All hail the House of Evangelista. After three seasons, Ryan Murphy and Steven Canals‘s groundbreaking FX series Pose, about the 1980s New York’s uptown ball scene, has thrown its final ball. In the series finale, Pose found a way to send off its cast primarily comprised of Black trans and queer performers in a legendary and heartfelt way.

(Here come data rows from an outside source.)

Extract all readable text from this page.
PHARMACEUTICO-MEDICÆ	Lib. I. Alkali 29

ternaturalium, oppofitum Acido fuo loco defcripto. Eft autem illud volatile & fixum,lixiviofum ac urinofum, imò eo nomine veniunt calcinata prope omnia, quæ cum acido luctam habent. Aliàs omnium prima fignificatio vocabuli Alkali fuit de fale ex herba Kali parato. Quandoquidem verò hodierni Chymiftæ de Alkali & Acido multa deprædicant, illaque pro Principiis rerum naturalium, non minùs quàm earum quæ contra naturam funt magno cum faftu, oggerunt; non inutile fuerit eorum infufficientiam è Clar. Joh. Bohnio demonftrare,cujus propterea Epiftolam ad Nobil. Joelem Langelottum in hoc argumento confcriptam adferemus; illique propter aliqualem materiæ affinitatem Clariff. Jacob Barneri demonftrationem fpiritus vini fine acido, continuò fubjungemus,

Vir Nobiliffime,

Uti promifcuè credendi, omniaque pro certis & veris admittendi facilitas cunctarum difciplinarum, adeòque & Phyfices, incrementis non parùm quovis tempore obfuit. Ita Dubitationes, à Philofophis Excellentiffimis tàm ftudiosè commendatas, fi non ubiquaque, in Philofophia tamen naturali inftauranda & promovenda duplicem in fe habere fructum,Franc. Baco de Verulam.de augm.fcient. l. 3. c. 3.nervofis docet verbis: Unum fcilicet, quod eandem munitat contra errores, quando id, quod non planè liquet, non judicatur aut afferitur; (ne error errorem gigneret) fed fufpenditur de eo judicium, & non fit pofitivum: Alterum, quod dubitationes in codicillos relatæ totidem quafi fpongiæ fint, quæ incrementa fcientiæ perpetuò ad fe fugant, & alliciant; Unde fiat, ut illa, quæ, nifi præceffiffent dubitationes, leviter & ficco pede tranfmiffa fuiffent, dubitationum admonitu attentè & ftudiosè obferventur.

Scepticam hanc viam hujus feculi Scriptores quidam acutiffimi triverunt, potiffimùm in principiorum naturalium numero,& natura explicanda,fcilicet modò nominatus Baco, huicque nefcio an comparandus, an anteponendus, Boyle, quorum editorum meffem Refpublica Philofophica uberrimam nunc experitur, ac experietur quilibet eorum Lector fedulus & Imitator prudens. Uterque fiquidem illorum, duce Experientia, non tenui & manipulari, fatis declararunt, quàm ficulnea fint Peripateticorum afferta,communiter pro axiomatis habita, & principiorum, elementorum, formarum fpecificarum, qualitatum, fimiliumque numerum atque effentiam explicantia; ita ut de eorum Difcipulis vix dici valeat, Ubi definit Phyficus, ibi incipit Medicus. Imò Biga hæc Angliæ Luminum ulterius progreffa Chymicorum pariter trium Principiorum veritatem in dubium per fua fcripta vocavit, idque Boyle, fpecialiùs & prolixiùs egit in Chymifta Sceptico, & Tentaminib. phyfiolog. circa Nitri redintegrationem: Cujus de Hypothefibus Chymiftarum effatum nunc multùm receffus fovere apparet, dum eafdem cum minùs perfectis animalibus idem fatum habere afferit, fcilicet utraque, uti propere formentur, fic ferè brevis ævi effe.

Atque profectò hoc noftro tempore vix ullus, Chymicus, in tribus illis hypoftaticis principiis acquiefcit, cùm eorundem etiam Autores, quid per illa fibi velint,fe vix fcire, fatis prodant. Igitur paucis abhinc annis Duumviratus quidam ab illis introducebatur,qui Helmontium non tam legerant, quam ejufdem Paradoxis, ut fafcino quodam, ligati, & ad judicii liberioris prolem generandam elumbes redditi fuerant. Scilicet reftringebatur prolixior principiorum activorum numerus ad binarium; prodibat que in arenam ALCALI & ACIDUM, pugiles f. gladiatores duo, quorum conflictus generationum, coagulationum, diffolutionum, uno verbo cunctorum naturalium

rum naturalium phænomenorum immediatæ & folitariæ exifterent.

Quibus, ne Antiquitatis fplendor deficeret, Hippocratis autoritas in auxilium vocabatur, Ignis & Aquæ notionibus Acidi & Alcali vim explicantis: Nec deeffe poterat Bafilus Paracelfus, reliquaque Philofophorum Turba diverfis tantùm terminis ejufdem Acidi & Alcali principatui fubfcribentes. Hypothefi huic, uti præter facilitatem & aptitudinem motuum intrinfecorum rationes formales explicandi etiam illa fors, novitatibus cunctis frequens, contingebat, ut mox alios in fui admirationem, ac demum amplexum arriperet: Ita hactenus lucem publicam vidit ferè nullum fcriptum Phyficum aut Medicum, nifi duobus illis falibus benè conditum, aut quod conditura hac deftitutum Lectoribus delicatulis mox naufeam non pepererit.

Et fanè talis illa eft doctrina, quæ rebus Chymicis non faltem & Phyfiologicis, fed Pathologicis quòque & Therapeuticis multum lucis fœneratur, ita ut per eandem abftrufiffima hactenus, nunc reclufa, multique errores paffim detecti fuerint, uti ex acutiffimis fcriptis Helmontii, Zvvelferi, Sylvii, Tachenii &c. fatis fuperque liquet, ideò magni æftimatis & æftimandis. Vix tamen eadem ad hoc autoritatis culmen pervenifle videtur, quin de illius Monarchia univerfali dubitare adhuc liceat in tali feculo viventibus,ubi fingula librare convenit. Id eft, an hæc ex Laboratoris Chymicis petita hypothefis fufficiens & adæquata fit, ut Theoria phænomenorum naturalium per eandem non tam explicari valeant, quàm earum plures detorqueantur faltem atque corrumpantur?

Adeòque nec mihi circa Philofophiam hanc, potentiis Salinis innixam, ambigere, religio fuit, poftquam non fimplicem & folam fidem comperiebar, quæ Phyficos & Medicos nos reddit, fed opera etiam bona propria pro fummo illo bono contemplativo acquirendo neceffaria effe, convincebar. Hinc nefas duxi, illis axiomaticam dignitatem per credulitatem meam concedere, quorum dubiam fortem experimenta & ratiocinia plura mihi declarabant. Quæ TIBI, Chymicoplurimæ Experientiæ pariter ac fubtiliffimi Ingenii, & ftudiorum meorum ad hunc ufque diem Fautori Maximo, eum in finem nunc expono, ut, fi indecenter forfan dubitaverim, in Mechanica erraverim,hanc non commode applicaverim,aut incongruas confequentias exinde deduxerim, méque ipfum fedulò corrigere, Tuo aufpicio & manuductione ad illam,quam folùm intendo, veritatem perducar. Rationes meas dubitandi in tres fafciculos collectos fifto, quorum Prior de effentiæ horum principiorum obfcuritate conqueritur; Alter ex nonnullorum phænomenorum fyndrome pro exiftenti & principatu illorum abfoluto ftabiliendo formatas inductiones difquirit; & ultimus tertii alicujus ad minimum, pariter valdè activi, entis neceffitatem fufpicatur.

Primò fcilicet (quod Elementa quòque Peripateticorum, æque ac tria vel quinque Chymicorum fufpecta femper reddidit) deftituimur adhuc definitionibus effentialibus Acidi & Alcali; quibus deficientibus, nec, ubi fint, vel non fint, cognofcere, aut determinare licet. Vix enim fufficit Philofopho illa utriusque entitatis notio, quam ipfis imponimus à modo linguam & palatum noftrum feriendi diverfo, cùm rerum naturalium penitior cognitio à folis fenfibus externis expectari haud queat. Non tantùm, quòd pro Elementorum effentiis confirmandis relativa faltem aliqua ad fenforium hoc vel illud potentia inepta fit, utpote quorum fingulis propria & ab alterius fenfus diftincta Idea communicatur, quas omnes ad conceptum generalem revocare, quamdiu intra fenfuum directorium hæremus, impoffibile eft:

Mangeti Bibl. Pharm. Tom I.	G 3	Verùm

Co-written by Murphy, Canals, Brad Falchuk, Janet Mock, and Our Lady J, the two-part series finale sees the show’s fierce patriarch, Pray Tell—aka Pray, played by the Emmy and Tony-winning Billy Porter—in dire straights as he grows increasingly ill due to complications from HIV/AIDS. Pray checks himself into the hospital, much to Blanca’s (MJ Rodriguez) consternation. Right when Pray has lost all hope, Blanca, with the help of her doctor love interest Christopher (Jeremy Pope) and Nurse Judy (Sandra Bernhard), is able to convince the head of the hospital to admit Pray and, eventually, herself into a potentially life-saving medical trial for individuals suffering with HIV/AIDS that has been largely closed off to the Black and Latino communities. 

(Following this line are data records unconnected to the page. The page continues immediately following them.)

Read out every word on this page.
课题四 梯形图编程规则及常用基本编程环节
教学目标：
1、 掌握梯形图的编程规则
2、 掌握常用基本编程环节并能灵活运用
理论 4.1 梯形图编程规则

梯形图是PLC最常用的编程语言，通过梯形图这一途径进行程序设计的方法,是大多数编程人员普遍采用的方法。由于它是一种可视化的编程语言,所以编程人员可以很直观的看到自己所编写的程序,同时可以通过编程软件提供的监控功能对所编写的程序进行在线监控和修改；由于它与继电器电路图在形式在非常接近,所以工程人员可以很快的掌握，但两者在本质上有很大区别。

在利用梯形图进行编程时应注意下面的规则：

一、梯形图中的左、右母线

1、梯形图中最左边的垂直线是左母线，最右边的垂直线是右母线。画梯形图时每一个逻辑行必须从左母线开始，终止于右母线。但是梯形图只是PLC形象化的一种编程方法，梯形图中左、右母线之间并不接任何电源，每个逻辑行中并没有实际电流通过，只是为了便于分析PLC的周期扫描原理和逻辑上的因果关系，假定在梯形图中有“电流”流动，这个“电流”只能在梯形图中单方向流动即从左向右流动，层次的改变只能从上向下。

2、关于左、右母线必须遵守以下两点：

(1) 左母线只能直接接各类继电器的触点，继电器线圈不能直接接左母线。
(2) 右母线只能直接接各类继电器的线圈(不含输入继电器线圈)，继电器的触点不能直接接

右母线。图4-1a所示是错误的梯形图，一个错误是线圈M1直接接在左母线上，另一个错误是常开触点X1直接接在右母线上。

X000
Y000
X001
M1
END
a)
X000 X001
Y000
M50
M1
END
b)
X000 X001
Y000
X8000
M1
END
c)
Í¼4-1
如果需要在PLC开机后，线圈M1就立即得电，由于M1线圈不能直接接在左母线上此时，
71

After months participating in the trial with promising results, Pray sneaks some of his trial drugs to his protégé Ricky (Dyllón Burnside), who reveals a growing lesion to Pray. Pray joins forces with the House of Evangelista and the grassroots political organization ACT UP to protest pharmaceutical companies for denying access to life-saving medication. This protest brings them back to the ball, where Pray and Blanca perform a show-stopping lip sync to “Ain’t No Mountain High Enough.” Pray returns home, and removes his makeup and fake eyelashes as Aretha Franklin’s “I Say a Little Prayer” as he prepares for bed for the very last time. The next day Ricky comes over to Pray’s apartment and finds that Pray has passed away in the night, leaving Ricky all of his medication.

Last month, Porter revealed to The Hollywood Reporter that he has been HIV positive for fourteen years, saying that while he’s now the healthiest he’s ever been, he kept his diagnosis a secret for fear of being discriminated against in the industry. “I was trying to have a life and a career, and I wasn’t certain I could if the wrong people knew,” said Porter. On Twitter Sunday, Pose creator Canals wrote of the strength and bravery it took for Porter to play Pray Tell. “As a Black gay man living with HIV i asked him to play a character facing his mortality,” Canals wrote, of Porter. “And NEVER ONCE did he push back and say, ”I won’t do that.”

After Pray Tell’s death, Blanca assembles Pray Tell’s loved ones together to share his final words. The show then jumps ahead to 1998, where Blanca is a registered nurse and married to Christopher—and, in a full circle moment from the series premiere, counseling patients through their own HIV diagnoses. Blanca, Angel (Indiya Moore), Elektra (Dominique Jackson), and Lulu (Hailie Sahar) meet for drinks, appropriately drag Sex and the City for being too white, and reflect on their past and future, each of them living out the real version of their ballroom fantasies. The series ends with one final kiki reuniting all the original members of The Evangelistas, as a new hopeful shows up ready to begin her ballroom journey. “Welcome to the House of Evangelista,” Blanca says. Tens across the board.